O’Brien has been private trainer to John Magnier, the bloodstock colossus, since 1996, and when invited to train at Ballydoyle nearly three decades ago the weight of expectation must have been daunting, bordering on overwhelming.

Vincent O’Brien, a genius of his craft, had excelled at Ballydoyle for 50 years and had seemingly set the bar impossibly high for any successor. The baby-faced O’Brien had been making a name for himself with a plethora of Jumps winners; but this job was on another level.

If that wasn’t enough, he kept the wheels of his original base in Owning Hill rolling, despite the yards being about 25 miles apart. Amid juggling two strings under both codes (and being a champion in each sphere for a time), he and his wife Annemarie soon had four young children on their hands, too, with Joseph swiftly being followed by Sarah, Ana and Donnacha.

O’Brien’s youngsters would each go on to ride at least one winner for their father, with Joseph and Donnacha enjoying numerous victories at the highest level for him.

They have since gone on to carve their own successful training careers. Success breeding success. It is the O’Brien way.

Back to the early days at Ballydoyle.
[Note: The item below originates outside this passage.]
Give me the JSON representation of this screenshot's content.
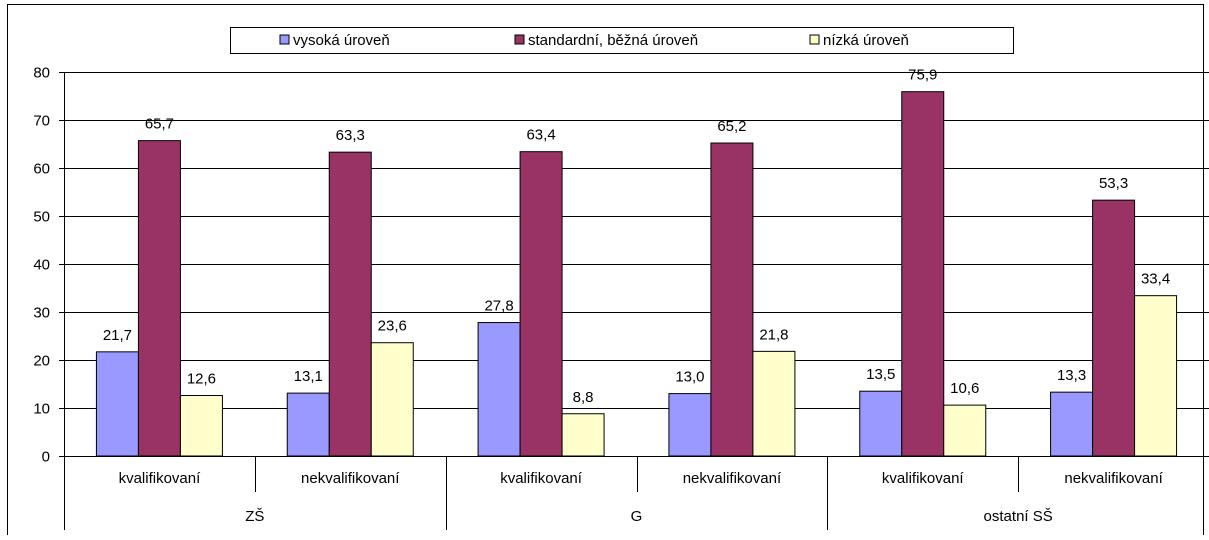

O’Brien rose to all the challenges with the big winners flowing almost from day one. In turn, Coolmore’s breeding operation soared to new heights. They worked in beautiful tandem, and, of course, still do to this day.

O’Brien is probably at his most comfortable when at home, keeping an eagle eye on his 200 equine athletes. Ballydoyle is a phenomenal place, providing a tranquil setting for horses and humans, complete with its replica of Tattenham Corner. The Derby is never far from his thoughts.

Typically, the teetotaller rises at 04h45 every day and his phone is never switched off. His most relaxing time, he has said, is early evening when he walks from yard to yard, box to box, monitoring the beautiful, bewitching animals in his care.

His life revolves around horses, horses and more horses, although he sometimes finds time to watch the odd movie in the evening (by his own admission he generally falls asleep before the finish of them) and he attends church regularly.

He encourages everyone to stay in contact with their beliefs.“You can only control the things you can control, and you don’t worry about the things you can’t,” he said at a media morning not long after Saxon Warrior had given him his 300th Group 1 victory in 2018. “You just hope there is a far greater power there that might help control the things you can’t control for you.

“That’s the reality of life for us all, really. Everyone has their own beliefs, and nobody knows who is right or wrong but it’s always a help if somebody has a belief. We do our best every day and then if there is extra help out there, we are always very grateful for it.”

O’Brien doesn’t pray for his horses, but his faith in them is unshakeable. And with good reason.

His entry into the Hall of Fame is recognition of his genius and incredible contribution to the sport. There will surely never be another quite like him.